When I was in Makkah, the world made started to make perfect sense. There were timeswhen I did tawaf, and I was completely silent. I had nothing to ask for. Just forgiveness and mercy. The best time for tawaf was before fajr, of course. And then the rising sun would join us. There was incredible peace even with the inevitable pushing and shoving. I didn't mind it at all. It actually made it easy, I barely had to move my feet, the momentum of the worshipers drove the revolutions.

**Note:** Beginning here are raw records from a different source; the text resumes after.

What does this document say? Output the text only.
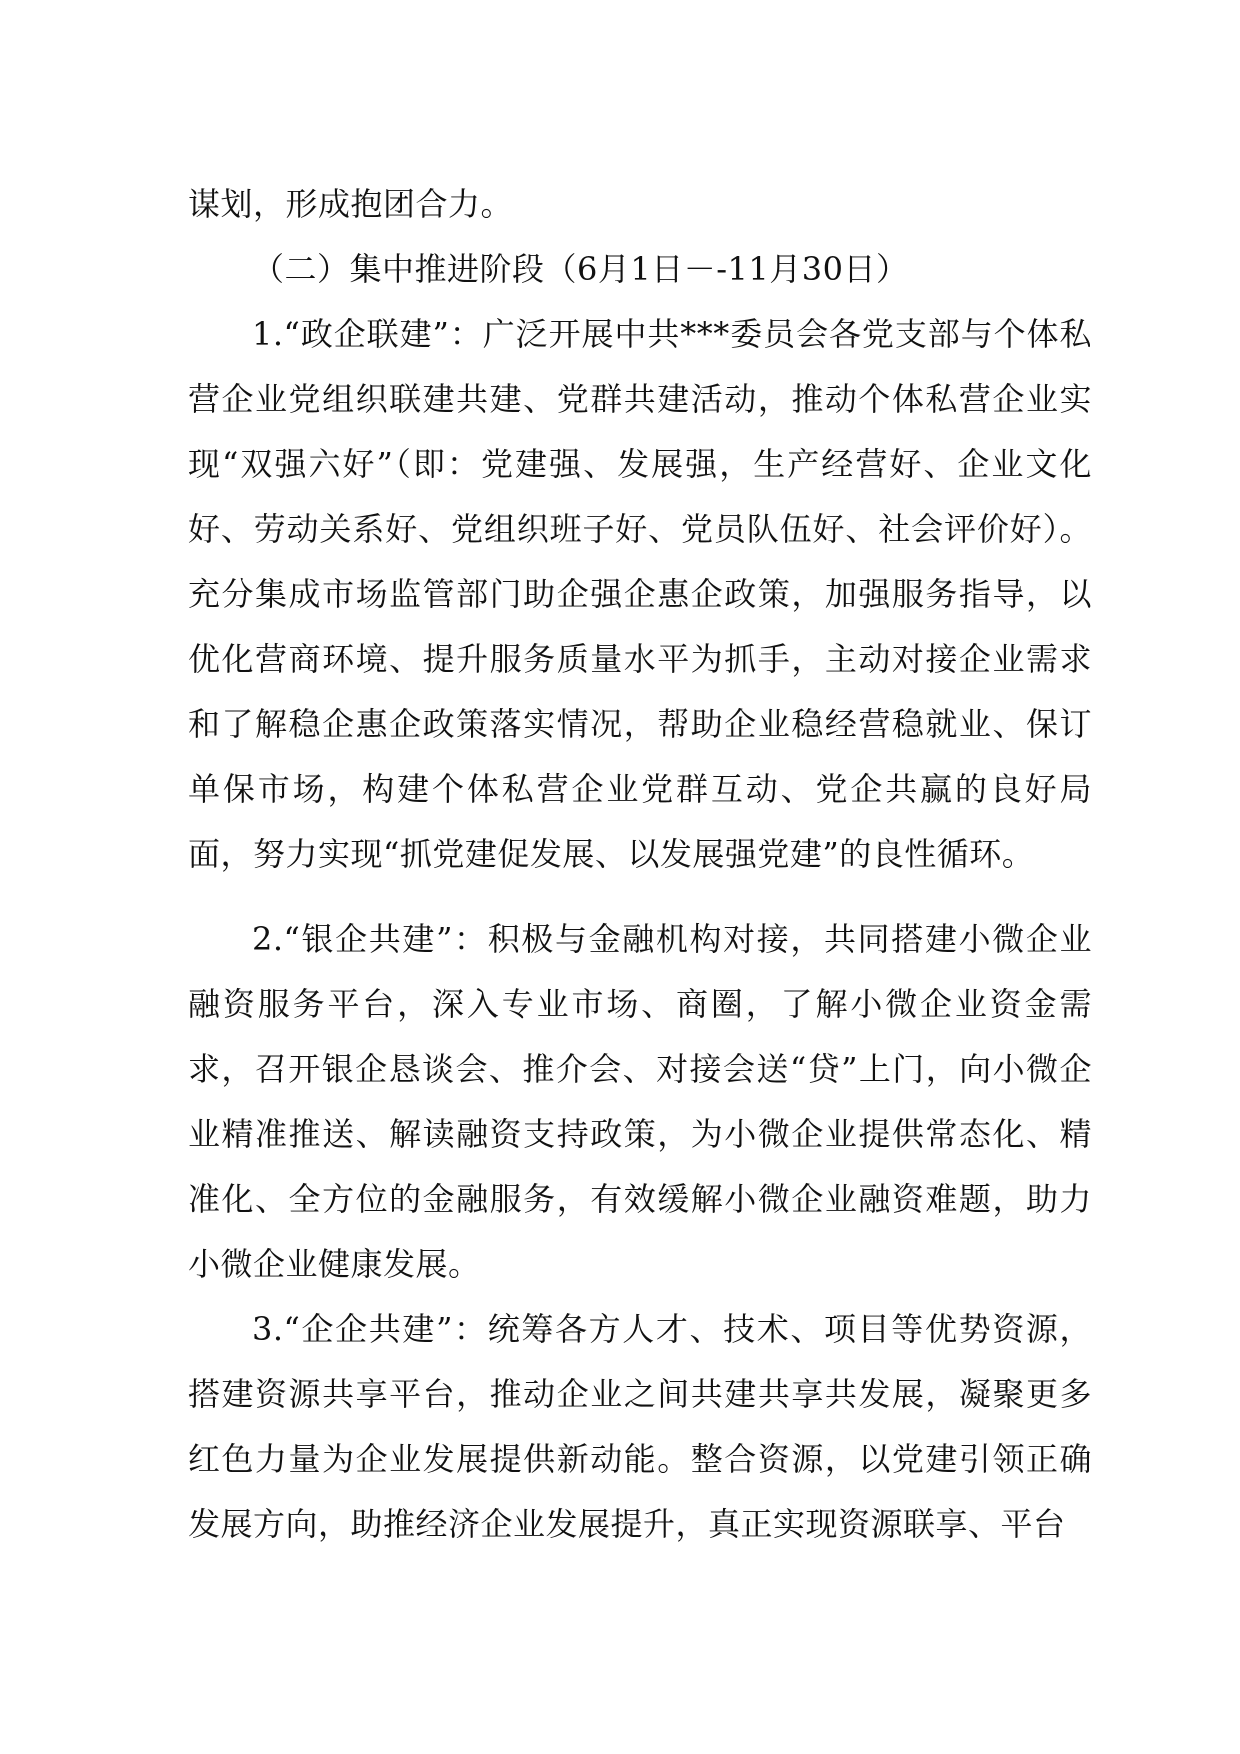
谋划，形成抱团合力。

（二）集中推进阶段（6月1日－-11月30日）

1.“政企联建”：广泛开展中共***委员会各党支部与个体私营企业党组织联建共建、党群共建活动，推动个体私营企业实现“双强六好”（即：党建强、发展强，生产经营好、企业文化好、劳动关系好、党组织班子好、党员队伍好、社会评价好）。充分集成市场监管部门助企强企惠企政策，加强服务指导，以优化营商环境、提升服务质量水平为抓手，主动对接企业需求和了解稳企惠企政策落实情况，帮助企业稳经营稳就业、保订单保市场，构建个体私营企业党群互动、党企共赢的良好局面，努力实现“抓党建促发展、以发展强党建”的良性循环。

2.“银企共建”：积极与金融机构对接，共同搭建小微企业融资服务平台，深入专业市场、商圈，了解小微企业资金需求，召开银企恳谈会、推介会、对接会送“贷”上门，向小微企业精准推送、解读融资支持政策，为小微企业提供常态化、精准化、全方位的金融服务，有效缓解小微企业融资难题，助力小微企业健康发展。

3.“企企共建”：统筹各方人才、技术、项目等优势资源，搭建资源共享平台，推动企业之间共建共享共发展，凝聚更多红色力量为企业发展提供新动能。整合资源，以党建引领正确发展方向，助推经济企业发展提升，真正实现资源联享、平台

And the energy I had! We only ate two meals a day. One after fajr. The other late at night after isha'a. Breakfast was always scrambled eggs, lentils, olives, cheese, and black tea. But it always tasted so satisfying and wholesome. Dinner was something my dad wanted, usually a Pakistani traditional dish. I stopped taking the elevators, because I realized it was faster and more efficient to go up 6 flights of stairs than to wait for the elevator, even after a day's worth of ibadah under the Arabian sun. We would sleep at around 10pm and then get up a 2 am. I never needed an alarm clock, and I never hesitated to jump out of bed. I was high on life and so utterly happy. I became a tawaf-junkie. My father stopped chaperoning me for tawaf the first night at Makkah. "You do what you want, I need some rest."
I watched the birds. I chased the pigeons. I talked or attempted to talk to sisters from Algeria, Egypt, Turkey and Malaysia. I listened to the hum of distant Qur'an recitations. I took naps on the vast carpets. I was alone and loved it. Even with one million? other people.
And here I am, I've lost that security of peace. I knew it wouldn't last.
It was my Makkan-high, but I am grateful I experienced it. It's my place of peace, when nothing makes sense... It's my escape and my hope that one day things will make sense..
But one thing Makkah never had and never will is trees...and the season of Autumn. It's my favorite time of the year...and I am grateful.